WASHINGTON • The US government was yesterday headed for a partial shutdown unless President Donald Trump and Congress cut a deal in their long-running battle over Mr Trump's demand for a border wall with Mexico, with the President signalling he was prepared to close down the government "for a very long time".
Funding for a range of federal agencies is set to expire at midnight yesterday.
The Republican-led Senate had already approved a measure to fund the government until Feb 8 without the wall funds.
But Mr Trump pushed Republican allies in the House of Representatives on Thursday to use the short-term funding Bill as leverage to force through US$5 billion (S$6.8 billion) for the border wall despite Democratic objections.
In a series of early-morning tweets yesterday, Mr Trump called on Senate Majority Leader Mitch McConnell to take up the amended Bill from the House to prevent the shutdown.
But approving the spending legislation would require Democratic support to reach the 60 votes needed for passage in the Senate.
"Senator Mitch McConnell should fight for the Wall and Border Security as hard as he fought for anything," Mr Trump tweeted. "He will need Democrat votes, but as shown in the House, good things happen."
He added: "If the Dems vote no, there will be a shutdown that will last for a very long time. People don't want Open Borders and Crime!"
The Senate is expected to reject that legislation - leaving the government without the needed funding for agencies, including the Department of Homeland Security, the Justice Department and the Agriculture Department, which would have to pare staff down to those deemed "essential" to public safety.
Three-quarters of government programmes are fully funded until next Sept 30, including those carried out by the Defence Department, Labour Department and Health and Human Services.
On Wednesday, there had appeared to be bipartisan agreement to avoid the shutdown without providing Mr Trump with his border wall money.
But on Thursday afternoon, Mr Trump summoned the House of Representatives' Republican leaders to the White House and insisted that deal be scuttled.
The House late on Thursday did just that when it bowed to Mr Trump's demand that any temporary funding Bill include wall funding. If that measure is put to a vote in the Senate, Democrats there have pledged to prevent it from getting the votes it needs for passage.

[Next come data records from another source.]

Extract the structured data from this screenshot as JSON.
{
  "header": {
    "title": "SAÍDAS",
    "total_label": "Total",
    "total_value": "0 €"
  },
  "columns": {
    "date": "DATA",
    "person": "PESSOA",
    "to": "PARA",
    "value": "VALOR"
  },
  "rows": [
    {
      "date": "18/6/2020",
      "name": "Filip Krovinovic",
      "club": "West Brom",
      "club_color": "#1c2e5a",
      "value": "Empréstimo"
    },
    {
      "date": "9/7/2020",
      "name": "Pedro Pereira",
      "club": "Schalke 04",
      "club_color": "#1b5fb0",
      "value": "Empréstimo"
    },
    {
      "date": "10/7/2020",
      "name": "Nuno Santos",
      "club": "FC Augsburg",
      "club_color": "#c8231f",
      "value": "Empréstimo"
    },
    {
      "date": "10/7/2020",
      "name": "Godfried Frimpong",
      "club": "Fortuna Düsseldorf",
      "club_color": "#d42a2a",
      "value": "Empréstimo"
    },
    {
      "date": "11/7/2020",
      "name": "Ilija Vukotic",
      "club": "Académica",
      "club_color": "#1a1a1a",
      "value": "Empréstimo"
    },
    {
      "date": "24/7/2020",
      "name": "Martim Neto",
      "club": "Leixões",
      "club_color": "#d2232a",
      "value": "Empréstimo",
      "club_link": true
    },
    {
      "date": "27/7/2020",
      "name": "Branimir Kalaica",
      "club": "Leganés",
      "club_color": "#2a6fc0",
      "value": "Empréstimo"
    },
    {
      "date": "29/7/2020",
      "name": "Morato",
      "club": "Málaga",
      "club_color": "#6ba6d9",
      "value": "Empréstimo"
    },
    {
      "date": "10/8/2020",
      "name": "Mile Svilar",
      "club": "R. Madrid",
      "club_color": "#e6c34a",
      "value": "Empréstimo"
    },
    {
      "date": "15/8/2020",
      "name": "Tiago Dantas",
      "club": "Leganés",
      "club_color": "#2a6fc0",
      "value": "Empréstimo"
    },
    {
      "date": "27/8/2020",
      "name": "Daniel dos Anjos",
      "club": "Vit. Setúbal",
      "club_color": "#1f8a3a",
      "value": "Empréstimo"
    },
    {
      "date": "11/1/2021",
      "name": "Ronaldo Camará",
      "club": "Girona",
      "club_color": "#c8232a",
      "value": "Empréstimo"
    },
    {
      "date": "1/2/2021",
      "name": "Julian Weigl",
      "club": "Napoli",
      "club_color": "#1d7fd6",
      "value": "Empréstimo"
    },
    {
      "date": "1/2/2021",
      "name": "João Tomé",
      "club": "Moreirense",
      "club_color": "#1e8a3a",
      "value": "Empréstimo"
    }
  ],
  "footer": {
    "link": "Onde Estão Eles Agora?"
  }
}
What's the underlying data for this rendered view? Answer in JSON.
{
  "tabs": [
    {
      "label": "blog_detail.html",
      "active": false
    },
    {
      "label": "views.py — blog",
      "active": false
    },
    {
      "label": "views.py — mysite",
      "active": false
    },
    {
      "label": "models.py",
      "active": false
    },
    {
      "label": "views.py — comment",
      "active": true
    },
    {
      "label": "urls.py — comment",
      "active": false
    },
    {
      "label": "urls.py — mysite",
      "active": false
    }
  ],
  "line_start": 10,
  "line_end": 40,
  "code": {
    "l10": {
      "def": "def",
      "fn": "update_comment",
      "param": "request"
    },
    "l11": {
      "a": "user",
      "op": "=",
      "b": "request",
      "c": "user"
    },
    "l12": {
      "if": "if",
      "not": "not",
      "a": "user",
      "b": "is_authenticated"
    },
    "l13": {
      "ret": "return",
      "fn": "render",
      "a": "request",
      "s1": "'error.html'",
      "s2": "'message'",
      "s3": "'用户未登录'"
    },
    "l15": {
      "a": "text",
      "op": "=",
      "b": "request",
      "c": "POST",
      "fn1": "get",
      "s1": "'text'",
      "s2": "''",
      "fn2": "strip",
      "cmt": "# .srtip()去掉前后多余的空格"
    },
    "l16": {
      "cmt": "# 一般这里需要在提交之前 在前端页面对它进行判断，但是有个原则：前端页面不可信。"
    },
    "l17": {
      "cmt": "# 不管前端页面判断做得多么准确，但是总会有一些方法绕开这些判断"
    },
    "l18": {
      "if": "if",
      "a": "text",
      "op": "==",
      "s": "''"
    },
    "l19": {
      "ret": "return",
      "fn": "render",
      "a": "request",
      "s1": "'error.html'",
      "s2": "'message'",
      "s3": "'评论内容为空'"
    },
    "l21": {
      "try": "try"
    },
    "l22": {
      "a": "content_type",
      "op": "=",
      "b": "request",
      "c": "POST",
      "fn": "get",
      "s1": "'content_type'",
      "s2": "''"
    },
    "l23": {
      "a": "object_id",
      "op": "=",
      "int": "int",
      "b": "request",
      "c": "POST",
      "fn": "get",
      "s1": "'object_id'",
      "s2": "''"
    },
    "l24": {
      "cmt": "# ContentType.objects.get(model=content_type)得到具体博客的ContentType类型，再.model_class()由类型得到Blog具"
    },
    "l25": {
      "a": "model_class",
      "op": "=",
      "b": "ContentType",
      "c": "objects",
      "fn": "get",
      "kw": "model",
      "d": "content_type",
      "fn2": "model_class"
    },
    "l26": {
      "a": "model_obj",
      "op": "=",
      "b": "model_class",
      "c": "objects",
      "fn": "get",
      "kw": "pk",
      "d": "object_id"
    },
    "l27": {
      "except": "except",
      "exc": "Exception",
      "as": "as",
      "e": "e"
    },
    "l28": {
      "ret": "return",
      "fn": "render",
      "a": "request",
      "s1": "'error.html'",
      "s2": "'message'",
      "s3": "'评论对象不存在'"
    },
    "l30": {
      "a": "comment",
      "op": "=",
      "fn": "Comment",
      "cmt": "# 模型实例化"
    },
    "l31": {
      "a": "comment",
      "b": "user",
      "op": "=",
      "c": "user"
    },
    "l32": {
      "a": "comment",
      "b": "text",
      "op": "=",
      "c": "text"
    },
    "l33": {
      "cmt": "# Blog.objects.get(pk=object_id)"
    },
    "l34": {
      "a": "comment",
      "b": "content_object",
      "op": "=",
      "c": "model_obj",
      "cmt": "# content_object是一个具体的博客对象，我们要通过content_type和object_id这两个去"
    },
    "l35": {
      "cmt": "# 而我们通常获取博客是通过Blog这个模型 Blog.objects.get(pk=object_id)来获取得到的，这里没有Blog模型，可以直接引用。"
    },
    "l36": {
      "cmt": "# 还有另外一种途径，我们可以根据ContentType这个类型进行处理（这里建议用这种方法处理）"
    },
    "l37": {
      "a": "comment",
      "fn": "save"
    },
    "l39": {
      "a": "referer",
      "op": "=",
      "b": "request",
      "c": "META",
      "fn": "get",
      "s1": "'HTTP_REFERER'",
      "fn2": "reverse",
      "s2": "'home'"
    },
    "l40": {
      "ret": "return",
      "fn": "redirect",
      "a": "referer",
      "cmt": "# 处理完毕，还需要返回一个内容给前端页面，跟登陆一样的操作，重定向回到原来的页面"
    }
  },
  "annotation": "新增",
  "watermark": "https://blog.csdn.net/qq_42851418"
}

"The Bill that's on the floor of the House, everyone knows will not pass the Senate," Senate Democratic Leader Chuck Schumer told reporters late on Thursday.
It was not yet clear what would happen in that case. The partial government shutdown could begin, or lawmakers could work to find a solution that Mr Trump finds acceptable.
Mr Trump believes the border wall is a winning issue for his 2020 re-election campaign and said last week in a White House meeting with Democratic congressional leaders that he would be "proud to shut down the government for border security".
Democrats have used those words to blame any shutdown on the President, believing it would hurt him politically.
Workers in the government departments affected by a shutdown will still perform their duties if their work is deemed as essential.
The Department of Homeland Security, for example, would run out of funding if Congress and Mr Trump do not act, but its border agents and those working in the interior of the country would still be on the job because their work is deemed essential.
Workers classified as not essential to public safety at the unfunded agencies would be put on temporary leave. Both they and essential employees would not get pay cheques until the dispute is resolved.